Democratic Party of Wisconsin Chairman Mike Tate said a primary seems likely, and he thinks it could be a positive thing for the party.
"You'll have candidates traveling across the state for six or plus weeks...I think it will be a positive campaign focused on Scott Walker's failures," he said.
Road to recall
Under state statute, the state's Government Accountability Board has 31 days to verify the signatures and order the recall election to be held six weeks later. Kevin Kennedy, the Director of the state's Government Accountability Board, already said he plans to file for an extension in court to give his staff more time to verify the 1.9 million signatures. He said he does not yet know how long of an extension he will request.

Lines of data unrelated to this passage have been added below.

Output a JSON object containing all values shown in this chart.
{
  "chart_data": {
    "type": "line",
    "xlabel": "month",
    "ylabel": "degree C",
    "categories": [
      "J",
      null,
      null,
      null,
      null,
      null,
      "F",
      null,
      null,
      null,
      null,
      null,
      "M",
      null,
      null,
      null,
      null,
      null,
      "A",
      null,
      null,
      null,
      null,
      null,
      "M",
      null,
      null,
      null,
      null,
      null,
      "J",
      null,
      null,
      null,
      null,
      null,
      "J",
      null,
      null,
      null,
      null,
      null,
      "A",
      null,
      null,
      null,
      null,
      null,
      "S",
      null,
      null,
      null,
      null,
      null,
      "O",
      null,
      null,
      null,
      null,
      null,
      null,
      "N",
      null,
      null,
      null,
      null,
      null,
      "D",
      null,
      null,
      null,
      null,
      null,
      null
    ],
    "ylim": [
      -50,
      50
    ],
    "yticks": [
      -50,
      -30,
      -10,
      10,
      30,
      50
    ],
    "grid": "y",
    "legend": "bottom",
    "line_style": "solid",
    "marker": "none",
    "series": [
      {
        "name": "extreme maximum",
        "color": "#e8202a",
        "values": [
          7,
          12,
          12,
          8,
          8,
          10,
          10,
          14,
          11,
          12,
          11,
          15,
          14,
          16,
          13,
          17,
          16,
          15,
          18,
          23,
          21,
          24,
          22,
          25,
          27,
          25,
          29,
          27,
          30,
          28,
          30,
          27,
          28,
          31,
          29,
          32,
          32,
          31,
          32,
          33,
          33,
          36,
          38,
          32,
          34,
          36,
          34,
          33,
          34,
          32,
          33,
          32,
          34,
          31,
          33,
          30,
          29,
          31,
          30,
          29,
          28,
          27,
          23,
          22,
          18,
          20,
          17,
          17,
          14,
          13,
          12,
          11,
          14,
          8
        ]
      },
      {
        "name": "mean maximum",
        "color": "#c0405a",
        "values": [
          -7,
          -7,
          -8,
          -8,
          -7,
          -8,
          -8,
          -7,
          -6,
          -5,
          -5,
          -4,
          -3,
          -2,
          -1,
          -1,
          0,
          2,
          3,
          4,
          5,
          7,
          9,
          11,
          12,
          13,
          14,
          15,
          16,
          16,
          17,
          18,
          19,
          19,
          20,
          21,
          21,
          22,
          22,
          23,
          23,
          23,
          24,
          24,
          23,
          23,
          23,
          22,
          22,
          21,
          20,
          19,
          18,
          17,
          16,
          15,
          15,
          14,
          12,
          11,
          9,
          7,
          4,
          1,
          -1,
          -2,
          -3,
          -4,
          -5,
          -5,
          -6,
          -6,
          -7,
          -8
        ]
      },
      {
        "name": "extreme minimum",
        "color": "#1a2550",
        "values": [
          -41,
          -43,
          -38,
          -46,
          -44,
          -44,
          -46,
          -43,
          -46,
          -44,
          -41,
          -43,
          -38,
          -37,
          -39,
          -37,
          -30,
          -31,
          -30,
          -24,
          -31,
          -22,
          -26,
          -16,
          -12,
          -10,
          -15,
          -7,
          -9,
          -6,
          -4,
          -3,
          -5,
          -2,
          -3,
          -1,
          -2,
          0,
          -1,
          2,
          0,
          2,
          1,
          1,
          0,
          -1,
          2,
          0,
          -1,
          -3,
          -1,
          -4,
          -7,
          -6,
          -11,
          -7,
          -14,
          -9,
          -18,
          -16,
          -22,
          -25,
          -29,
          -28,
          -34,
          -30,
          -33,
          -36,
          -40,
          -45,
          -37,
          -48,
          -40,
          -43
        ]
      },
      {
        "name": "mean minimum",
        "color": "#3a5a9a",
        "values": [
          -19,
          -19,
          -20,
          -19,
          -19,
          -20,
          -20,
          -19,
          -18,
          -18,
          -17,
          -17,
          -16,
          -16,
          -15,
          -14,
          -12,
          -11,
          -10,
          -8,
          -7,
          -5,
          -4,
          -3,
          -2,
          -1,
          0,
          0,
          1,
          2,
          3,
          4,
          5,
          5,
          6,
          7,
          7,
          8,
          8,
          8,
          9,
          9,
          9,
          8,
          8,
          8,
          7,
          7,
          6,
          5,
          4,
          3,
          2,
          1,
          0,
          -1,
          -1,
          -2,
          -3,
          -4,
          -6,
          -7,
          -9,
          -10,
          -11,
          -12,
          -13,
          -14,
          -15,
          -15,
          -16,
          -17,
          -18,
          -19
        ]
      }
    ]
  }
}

Kennedy said his staff will flag any obviously fictitious names for further inspection. The names will be inspected for duplication and published on the agency's website when they have been scanned. Walker will also have the opportunity to challenge the signatures.
Tate said the Democrats have made an effort to flag invalid signatures to the best of their ability, but he said he expects some invalid signatures will be found in the process. Just over 9 percent of the signatures submitted in last year's recall election against Republican state senators were invalidated, and he said he has no reason to believe that percentage would be higher in this recall election.
"We very clearly believe there is no challenge both legal or otherwise that will prevent things from going forward,” Tate said. “Scott Walker is going to be recalled. It’s just a matter of how long the Walker campaign and the Government Accountability Board want to drag out an election.”
Jeremy Levinson, an attorney representing the Democratic Party of Wisconsin in the recall effort, said the recall election should be triggered as soon as the number of signatures have been counted.
“The process is designed to decide whether the citizens of Wisconsin have gotten enough signatures to properly exercise their right to recall, and once that is determined, any further delay is a violation of the rights of those that signed the Walker petition and any of the other petitions,” Levinson said.
In a statement, Republican Party of Wisconsin Chairman Brad Courtney called the recall effort "baseless" and "shameful," saying it will saddle Wisconsin taxpayers with more than $9 million in unbudgeted costs.
"Regardless of what the radical left may believe, Wisconsin families will continue to stand with Governor Walker, who has balanced a $3.6 billion budget deficit without raising taxes, and created thousands of new jobs,” he said.
Walker was fundraising in New York today, but in a statement, he said he expects to overcome the recall.
“Instead of going back to the days of billion dollar budget deficits, double digit tax increases and record job loss, I expect Wisconsin voters will stand with me and keep moving Wisconsin forward,” he said.